David Slattery presents a hilarious and bizarre account of Irish culture, based on his book ‘How to be Irish’.
Much of Irish history is the celebration of Irish patriots who were largely successful in their contribution to Irish statehood and national identity. However, happily, not everyone in the past could be a successful, politically-minded well-behaved, sober patriotic man. This national history promotes the myth that if you try you will always succeed, even after your death, which is not like ordinary life. There were many in Ireland’s past who worked on broader agendas such as literature and science, fought wars not their own, and were even women. Irish history tends to forget the efforts of those we might describe as failures despite the fact that those who try and fail are often the most interesting amongst us. In this talk, David takes you on a tour of some of the more interesting Irish failures who deserve not to be forgotten just because of their qualities and frailties that make them human like the rest of us!

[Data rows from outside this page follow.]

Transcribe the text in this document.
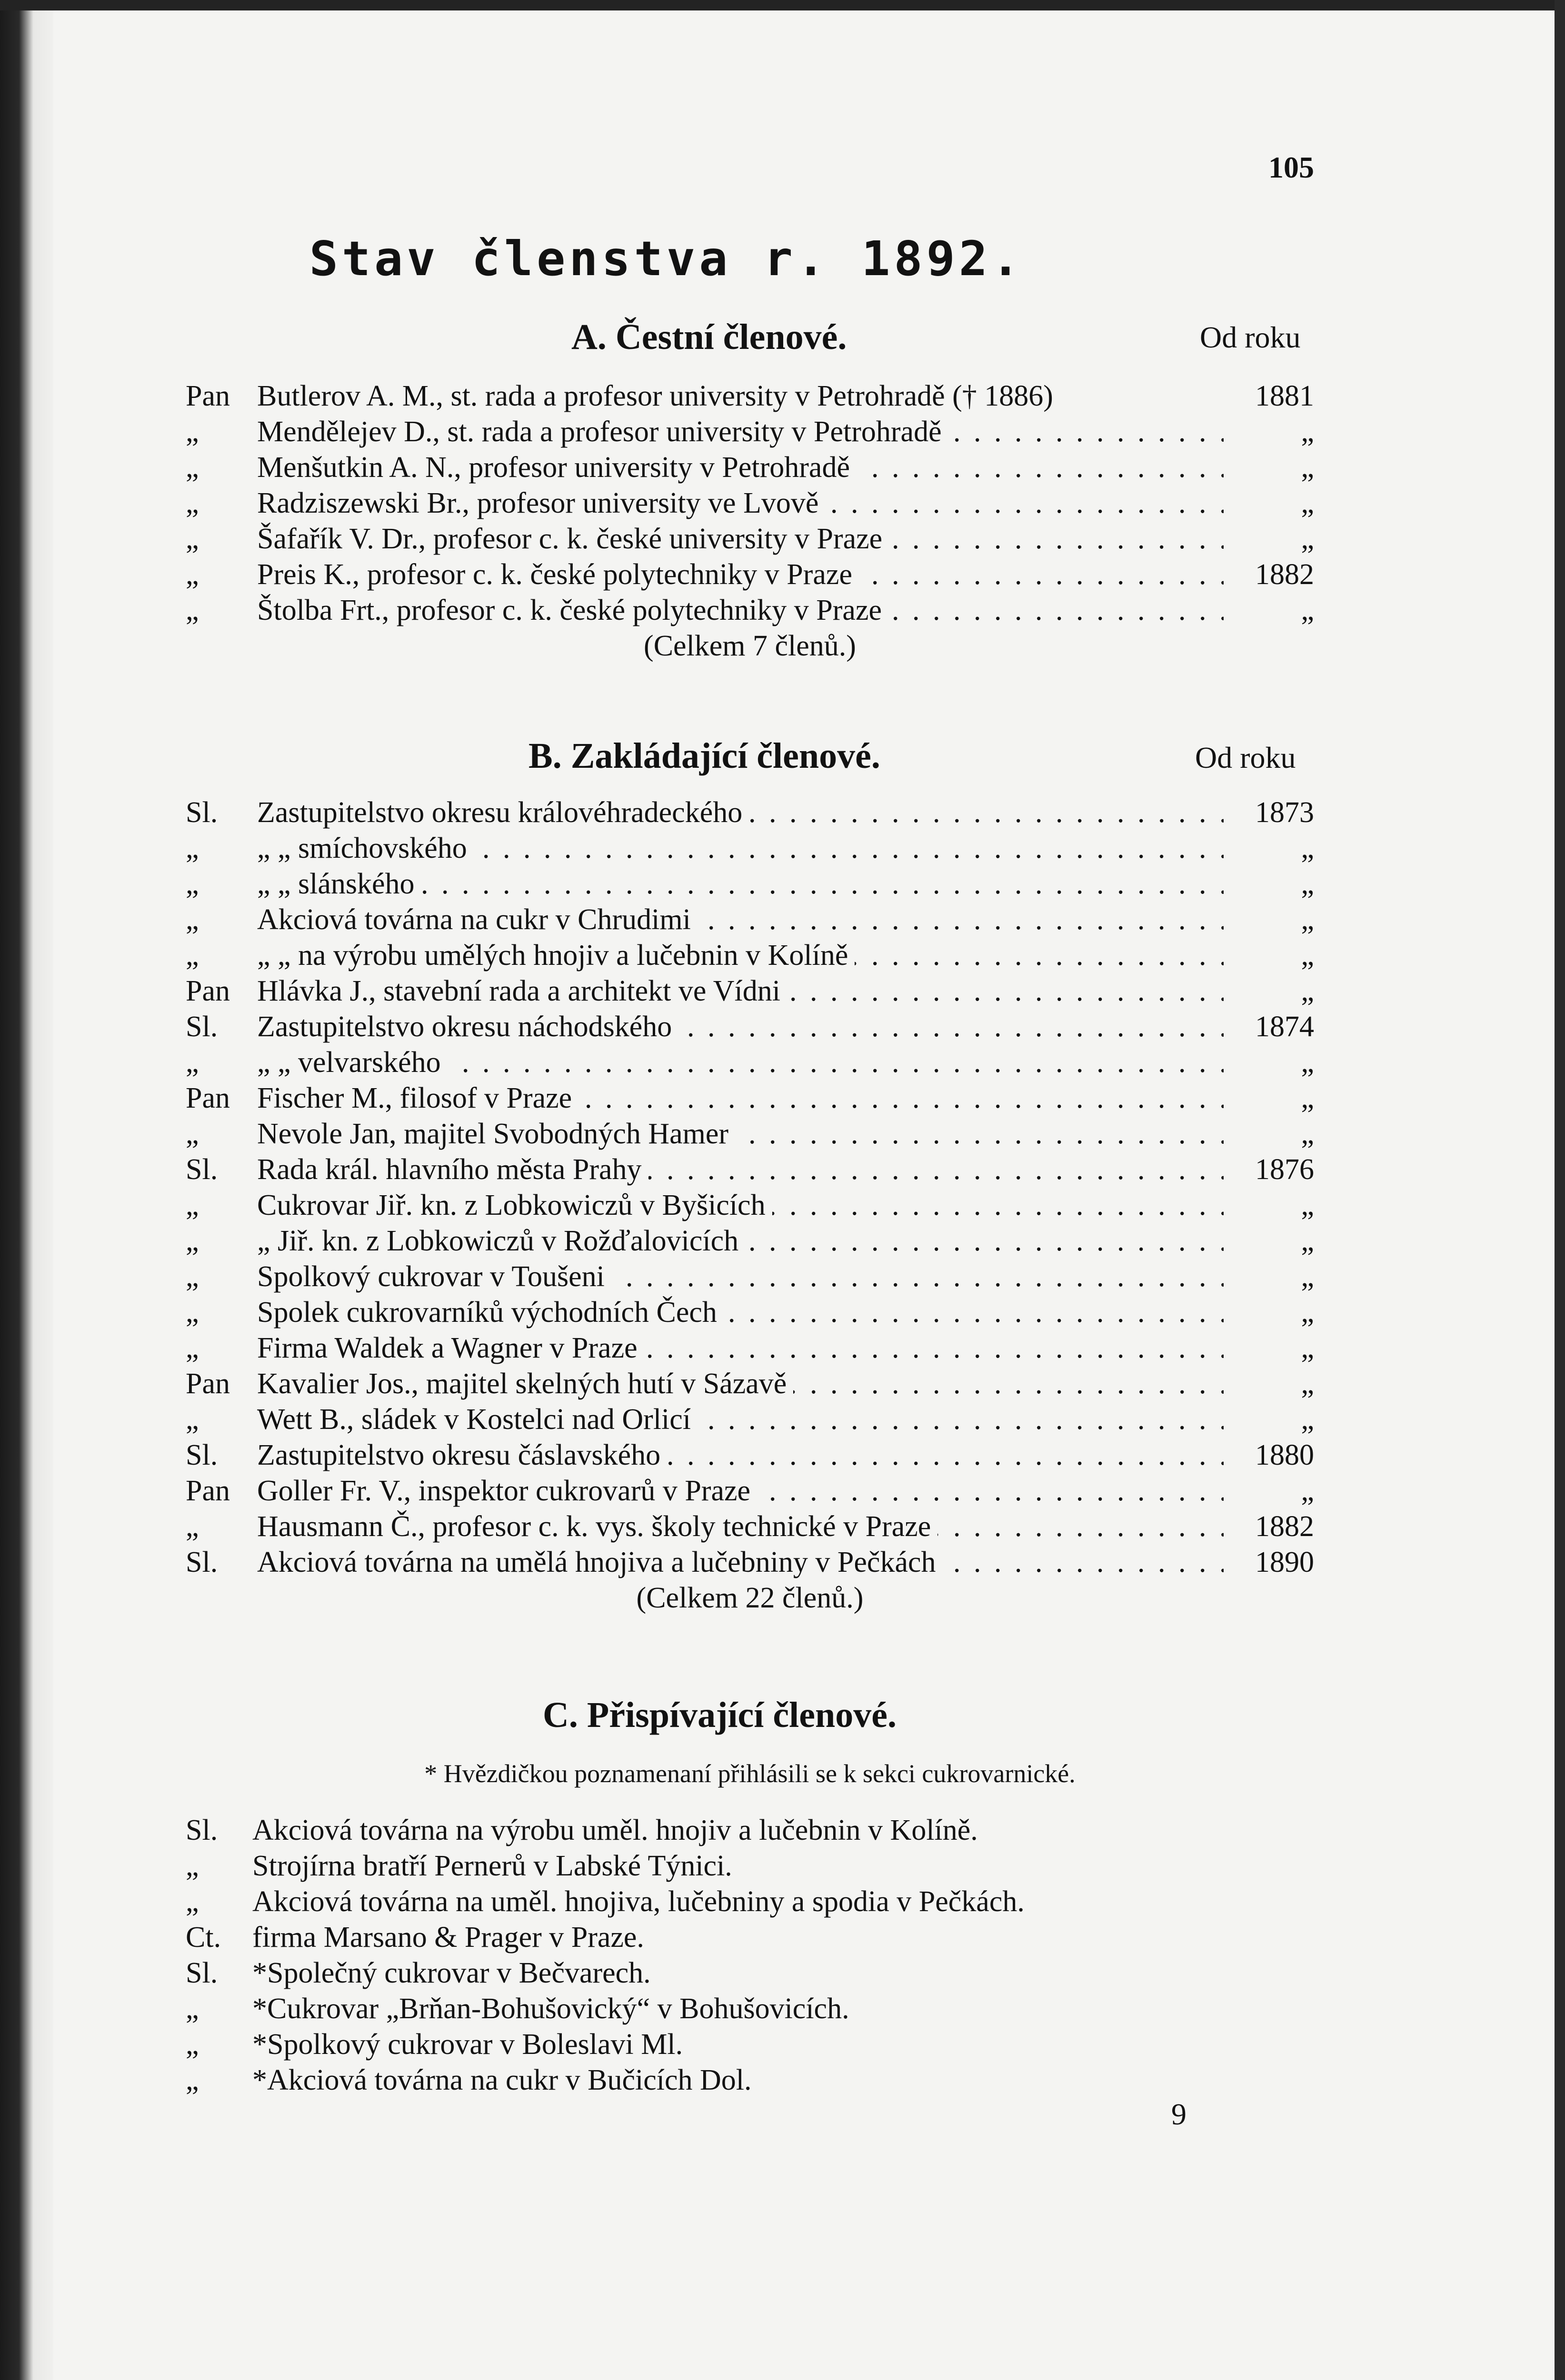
105
Stav členstva r. 1892.
A. Čestní členové.	Od roku
Pan Butlerov A. M., st. rada a profesor university v Petrohradě († 1886)	1881
„	Mendělejev D., st. rada a profesor university v Petrohradě . . .	„
„	Menšutkin A. N., profesor university v Petrohradě . . .	„
„	Radziszewski Br., profesor university ve Lvově . . .	„
„	Šafařík V. Dr., profesor c. k. české university v Praze . . .	„
„	Preis K., profesor c. k. české polytechniky v Praze . . .	1882
„	Štolba Frt., profesor c. k. české polytechniky v Praze . . .	„
(Celkem 7 členů.)
B. Zakládající členové.	Od roku
Sl.	Zastupitelstvo okresu královéhradeckého . . .	1873
„	„ „ smíchovského . . .	„
„	„ „ slánského . . .	„
„	Akciová továrna na cukr v Chrudimi . . .	„
„	„ „ na výrobu umělých hnojiv a lučebnin v Kolíně . . .	„
Pan Hlávka J., stavební rada a architekt ve Vídni . . .	„
Sl.	Zastupitelstvo okresu náchodského . . .	1874
„	„ „ velvarského . . .	„
Pan Fischer M., filosof v Praze . . .	„
„	Nevole Jan, majitel Svobodných Hamer . . .	„
Sl.	Rada král. hlavního města Prahy . . .	1876
„	Cukrovar Jiř. kn. z Lobkowiczů v Byšicích . . .	„
„	„ Jiř. kn. z Lobkowiczů v Rožďalovicích . . .	„
„	Spolkový cukrovar v Toušeni . . .	„
„	Spolek cukrovarníků východních Čech . . .	„
„	Firma Waldek a Wagner v Praze . . .	„
Pan Kavalier Jos., majitel skelných hutí v Sázavě . . .	„
„	Wett B., sládek v Kostelci nad Orlicí . . .	„
Sl.	Zastupitelstvo okresu čáslavského . . .	1880
Pan Goller Fr. V., inspektor cukrovarů v Praze . . .	„
„	Hausmann Č., profesor c. k. vys. školy technické v Praze . . .	1882
Sl.	Akciová továrna na umělá hnojiva a lučebniny v Pečkách . . .	1890
(Celkem 22 členů.)
C. Přispívající členové.
* Hvězdičkou poznamenaní přihlásili se k sekci cukrovarnické.
Sl.	Akciová továrna na výrobu uměl. hnojiv a lučebnin v Kolíně.
„	Strojírna bratří Pernerů v Labské Týnici.
„	Akciová továrna na uměl. hnojiva, lučebniny a spodia v Pečkách.
Ct.	firma Marsano & Prager v Praze.
Sl.	*Společný cukrovar v Bečvarech.
„	*Cukrovar „Brňan-Bohušovický“ v Bohušovicích.
„	*Spolkový cukrovar v Boleslavi Ml.
„	*Akciová továrna na cukr v Bučicích Dol.
9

David Slattery is a full-time writer and an Associate Fellow at the Graduate School of Creative Arts and Media at The National College of Art and Design in Dublin. He has a Double First in Philosophy and a Masters in the History & Philosophy of Science from University College Cork, Ireland and a PhD in Social Anthropology from the University of St Andrews in Scotland. His PhD was published as The End of the Anthropological Self: Foucault in the Trobriand Islands – which is most definitely not popular anthropology, but taught him a lot about the weirdness of culture and was surprisingly good preparation for studying the Irish.